In Blanche’s attempt to discredit Cohen, he painted him as a vengeful liar with an “ax to grind” and labeled him the “GLOAT:” Greatest Liar of All Time.

Blanche began by thanking the jury, then quickly pivoted to accusing Cohen of uttering many “lies, pure and simple” on the stand and repeatedly calling the case “absurd.”

“You cannot convict President Trump … of any crime beyond a reasonable doubt based on the words of Michael Cohen,” Blanche said.

Diving into the weeds of the case, he said the prosecution’s use of experts from Trump’s books as evidence was a “red flag.”

“You can’t convict President Trump because sometimes, without anything specific at all to a particular charge in this case, President Trump looked at invoices, that somehow he had full knowledge of what was happening,” he said.

Blanche also sought to cast doubt on the “catch-and-kill” scheme that was allegedly hatched among Trump, Pecker and Cohen, saying the term never came up at the 2015 meeting and that the very idea of it didn’t make sense.

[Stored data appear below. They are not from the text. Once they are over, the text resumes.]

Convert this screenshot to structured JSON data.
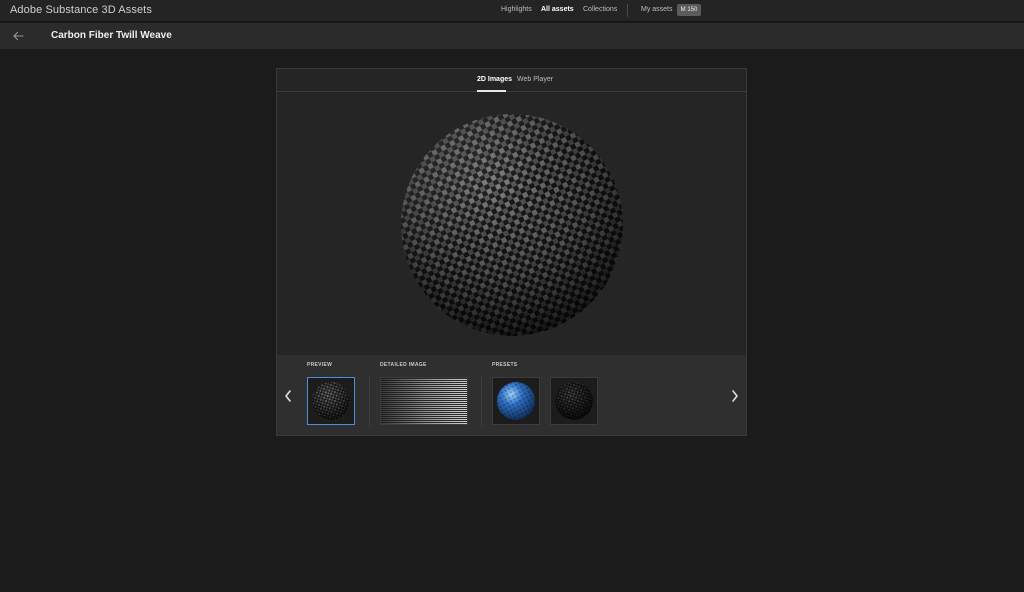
{
  "app": {
    "title": "Adobe Substance 3D Assets"
  },
  "nav": {
    "highlights": "Highlights",
    "all_assets": "All assets",
    "collections": "Collections",
    "my_assets": "My assets",
    "credits": "M 150"
  },
  "header": {
    "title": "Carbon Fiber Twill Weave"
  },
  "viewer": {
    "tabs": [
      {
        "label": "2D Images",
        "active": true
      },
      {
        "label": "Web Player",
        "active": false
      }
    ],
    "strip": {
      "preview_label": "PREVIEW",
      "detailed_label": "DETAILED IMAGE",
      "presets_label": "PRESETS"
    }
  },
  "colors": {
    "background": "#1b1b1b",
    "topbar": "#242424",
    "accent_selected": "#4a90d9",
    "preset_blue": "#2f6fc4"
  },
  "icons": {
    "back": "arrow-left-icon",
    "prev": "chevron-left-icon",
    "next": "chevron-right-icon"
  }
}
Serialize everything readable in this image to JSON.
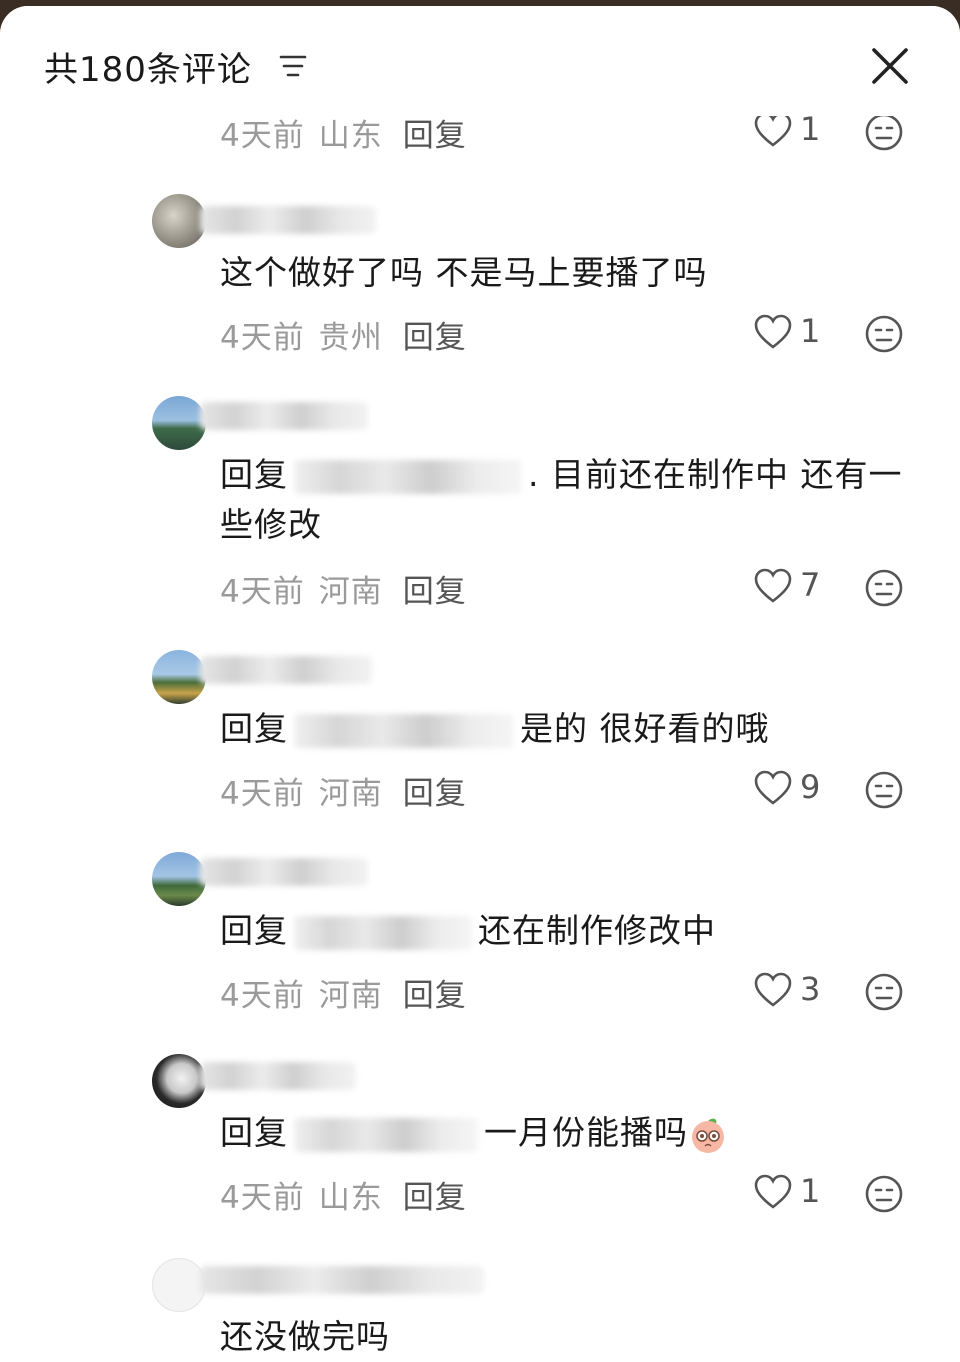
{
  "header": {
    "title": "共180条评论"
  },
  "comments": [
    {
      "time": "4天前",
      "region": "山东",
      "reply": "回复",
      "likes": "1",
      "text": ""
    },
    {
      "time": "4天前",
      "region": "贵州",
      "reply": "回复",
      "likes": "1",
      "text": "这个做好了吗 不是马上要播了吗"
    },
    {
      "time": "4天前",
      "region": "河南",
      "reply": "回复",
      "likes": "7",
      "reply_prefix": "回复",
      "text": ". 目前还在制作中 还有一些修改"
    },
    {
      "time": "4天前",
      "region": "河南",
      "reply": "回复",
      "likes": "9",
      "reply_prefix": "回复",
      "text": "是的 很好看的哦"
    },
    {
      "time": "4天前",
      "region": "河南",
      "reply": "回复",
      "likes": "3",
      "reply_prefix": "回复",
      "text": "还在制作修改中"
    },
    {
      "time": "4天前",
      "region": "山东",
      "reply": "回复",
      "likes": "1",
      "reply_prefix": "回复",
      "text": "一月份能播吗"
    },
    {
      "text": "还没做完吗"
    }
  ],
  "icons": {
    "sort": "sort-lines-icon",
    "close": "close-icon",
    "like": "heart-outline-icon",
    "dislike": "neutral-face-icon",
    "emoji": "peach-emoji-icon"
  },
  "colors": {
    "meta": "#9a9a9a",
    "text": "#1a1a1a",
    "background": "#ffffff"
  }
}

Prosecutors have argued that the late 2016 release of an “Access Hollywood” tape in which Trump bragged about assaulting women added urgency to Trump’s purchase of Daniels’ story of their alleged 2006 Lake Tahoe tryst.

The damning tape made keeping Daniels quiet especially important, Steinglass argued.

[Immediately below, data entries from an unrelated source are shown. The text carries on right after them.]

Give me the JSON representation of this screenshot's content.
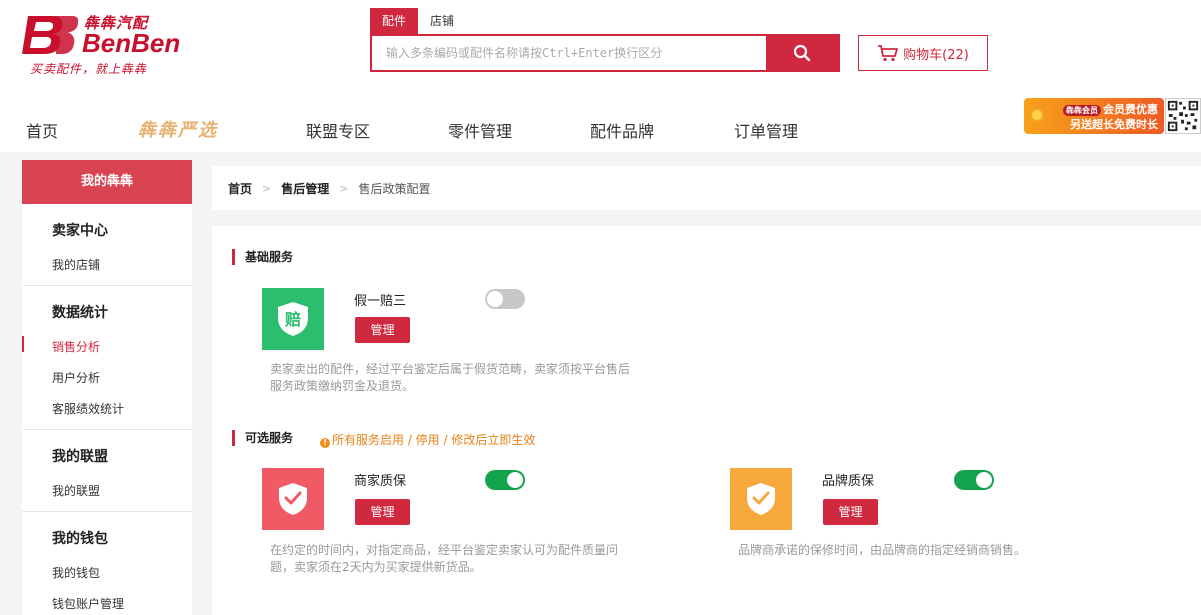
{
  "brand": {
    "name_cn": "犇犇汽配",
    "name_en": "BenBen",
    "slogan": "买卖配件，就上犇犇",
    "primary_color": "#d0283e"
  },
  "search": {
    "tabs": [
      {
        "label": "配件",
        "active": true
      },
      {
        "label": "店铺",
        "active": false
      }
    ],
    "placeholder": "输入多条编码或配件名称请按Ctrl+Enter换行区分",
    "button_icon": "search-icon"
  },
  "cart": {
    "label": "购物车(22)",
    "icon": "cart-icon"
  },
  "nav": {
    "items": [
      "首页",
      "犇犇严选",
      "联盟专区",
      "零件管理",
      "配件品牌",
      "订单管理"
    ]
  },
  "promo": {
    "tag": "犇犇会员",
    "line1": "会员费优惠",
    "line2": "另送超长免费时长"
  },
  "sidebar": {
    "header": "我的犇犇",
    "groups": [
      {
        "title": "卖家中心",
        "items": [
          {
            "label": "我的店铺",
            "active": false
          }
        ]
      },
      {
        "title": "数据统计",
        "items": [
          {
            "label": "销售分析",
            "active": true
          },
          {
            "label": "用户分析",
            "active": false
          },
          {
            "label": "客服绩效统计",
            "active": false
          }
        ]
      },
      {
        "title": "我的联盟",
        "items": [
          {
            "label": "我的联盟",
            "active": false
          }
        ]
      },
      {
        "title": "我的钱包",
        "items": [
          {
            "label": "我的钱包",
            "active": false
          },
          {
            "label": "钱包账户管理",
            "active": false
          }
        ]
      }
    ]
  },
  "breadcrumb": {
    "home": "首页",
    "section": "售后管理",
    "current": "售后政策配置",
    "separator": ">"
  },
  "basic": {
    "title": "基础服务",
    "services": [
      {
        "icon_char": "赔",
        "icon_color": "#2dbd6e",
        "name": "假一赔三",
        "enabled": false,
        "manage_label": "管理",
        "desc_lines": [
          "卖家卖出的配件，经过平台鉴定后属于假货范畴，卖家须按平台售后",
          "服务政策缴纳罚金及退货。"
        ]
      }
    ]
  },
  "optional": {
    "title": "可选服务",
    "note": "所有服务启用 / 停用 / 修改后立即生效",
    "note_icon": "!",
    "services": [
      {
        "icon_color": "#f05a64",
        "name": "商家质保",
        "enabled": true,
        "manage_label": "管理",
        "desc_lines": [
          "在约定的时间内，对指定商品，经平台鉴定卖家认可为配件质量问",
          "题，卖家须在2天内为买家提供新货品。"
        ]
      },
      {
        "icon_color": "#f7a83c",
        "name": "品牌质保",
        "enabled": true,
        "manage_label": "管理",
        "desc_lines": [
          "品牌商承诺的保修时间，由品牌商的指定经销商销售。"
        ]
      }
    ]
  }
}
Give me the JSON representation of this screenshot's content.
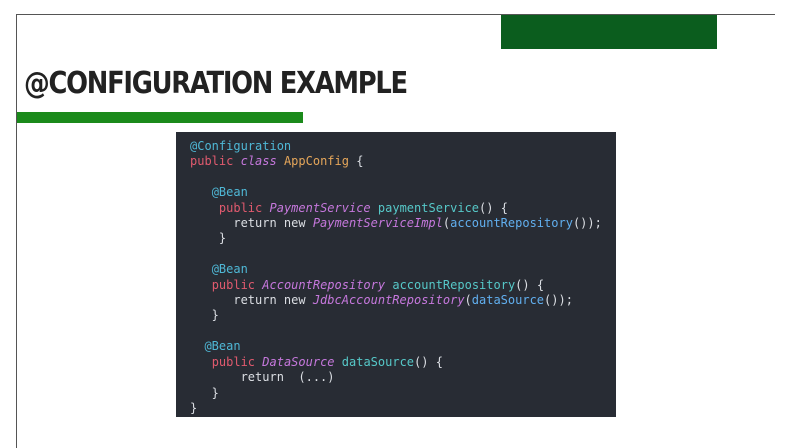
{
  "slide": {
    "title": "@CONFIGURATION EXAMPLE",
    "colors": {
      "top_bar": "#0b5d1e",
      "underline": "#1b8a1b",
      "code_background": "#282c34"
    }
  },
  "code": {
    "language": "java",
    "lines": [
      "@Configuration",
      "public class AppConfig {",
      "",
      "   @Bean",
      "    public PaymentService paymentService() {",
      "      return new PaymentServiceImpl(accountRepository());",
      "    }",
      "",
      "   @Bean",
      "   public AccountRepository accountRepository() {",
      "      return new JdbcAccountRepository(dataSource());",
      "   }",
      "",
      "  @Bean",
      "   public DataSource dataSource() {",
      "       return  (...)",
      "   }",
      "}"
    ]
  }
}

“Daniels was a walking, talking reminder that the defendant was not only words — she would have totally undermined his strategy for spinning away the ‘Access Hollywood’ tape” as locker room talk, he said.

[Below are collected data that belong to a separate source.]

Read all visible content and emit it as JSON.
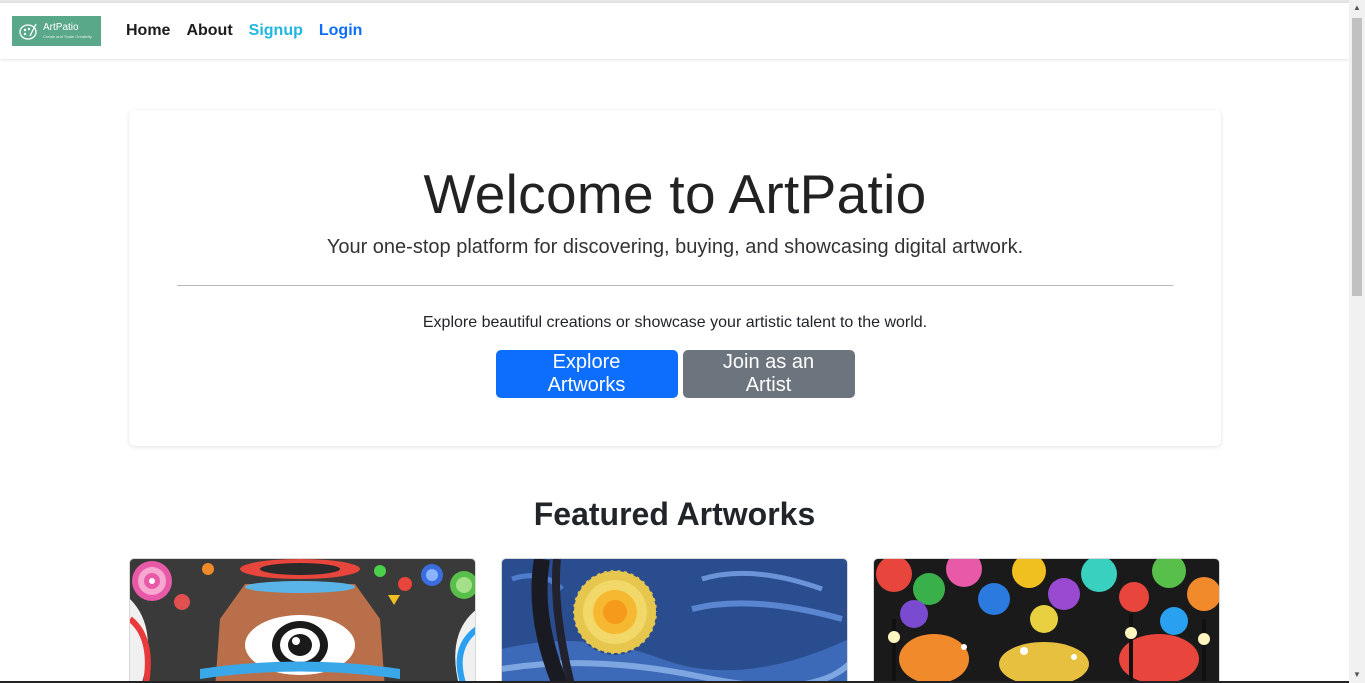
{
  "brand": {
    "name": "ArtPatio",
    "tagline": "Create and Trade Creativity"
  },
  "nav": {
    "home": "Home",
    "about": "About",
    "signup": "Signup",
    "login": "Login"
  },
  "hero": {
    "title": "Welcome to ArtPatio",
    "subtitle": "Your one-stop platform for discovering, buying, and showcasing digital artwork.",
    "text": "Explore beautiful creations or showcase your artistic talent to the world.",
    "primary_button": "Explore Artworks",
    "secondary_button": "Join as an Artist"
  },
  "featured": {
    "title": "Featured Artworks"
  },
  "colors": {
    "primary": "#0d6efd",
    "secondary": "#6c757d",
    "logo_bg": "#5aa88a",
    "signup": "#1fb6e0"
  }
}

Blanche simply said the tape “was not a doomsday event.”

“President Trump, as you saw, addressed it in a video that was addressed to the — released to the American public. He addressed it in a debate a couple days later. He never thought that it was going to cost him to lose the campaign and, indeed, it didn’t,” he contended.

Blanche also highlighted an argument made earlier in the trial that a crucial phone call between Cohen and Trump discussing the payoff to Daniels was actually, he said, a discussion between Cohen and Trump’s longtime bodyguard Keith Schiller — about a series of harassing phone calls that Cohen received from a teen.

“That was his sworn testimony. It was a lie,” Blanche exclaimed, the most heated he was all day. “That was a lie, and he got caught red-handed.”

Later on, Steinglass said the defense’s aggressive attempts to make it seem like the “Access Holywood” tape — in which Trump “literally discussed grabbing women by the genitals” — didn’t matter were refuted by multiple witnesses sympathetic to Trump who described it as rocking the Trump campaign to its core.

He pointed to testimony from Trump’s former White House executive assistant Madeleine Westerwesterhout about the RNC talking about replacing him, preparations for a second debate being halted and prominent Republican leaders rushing to condemn Trump.

Trump walked into court at 9:25 a.m. — for the first time, joined by both of his older sons, his youngest daughter, Tiffany Trump, an army of lawyers and various allies and campaign staffers. District Attorney Alvin Bragg watched summations from the courtroom’s front row.

Jurors were kept until about 8 p.m., with Judge Juan Merchan remarking that they still looked alert late in the day: “I don’t think we’re losing anyone,” he said.

Throughout the trial, the defense has sought to depict Trump as a family man who was concerned about his reputation at home — and not the election — amid the Daniels payoffs.

Prosecutors again rejected that framing on Tuesday.

“It’s no coincidence that the sex happened in 2006 but the payoff didn’t take place until 11 days before the 2016 election,” said Steinglass.

“And that’s because the defendant’s primary concern was not his family, but the election.”

The charges against Trump carry up to four years in prison or a sentence of probation and mark the first brought against a U.S. president. He faces the prospect of becoming the first person to lead the nation to be convicted of a crime while positioned as the presumed Republican nominee for president in this year’s election.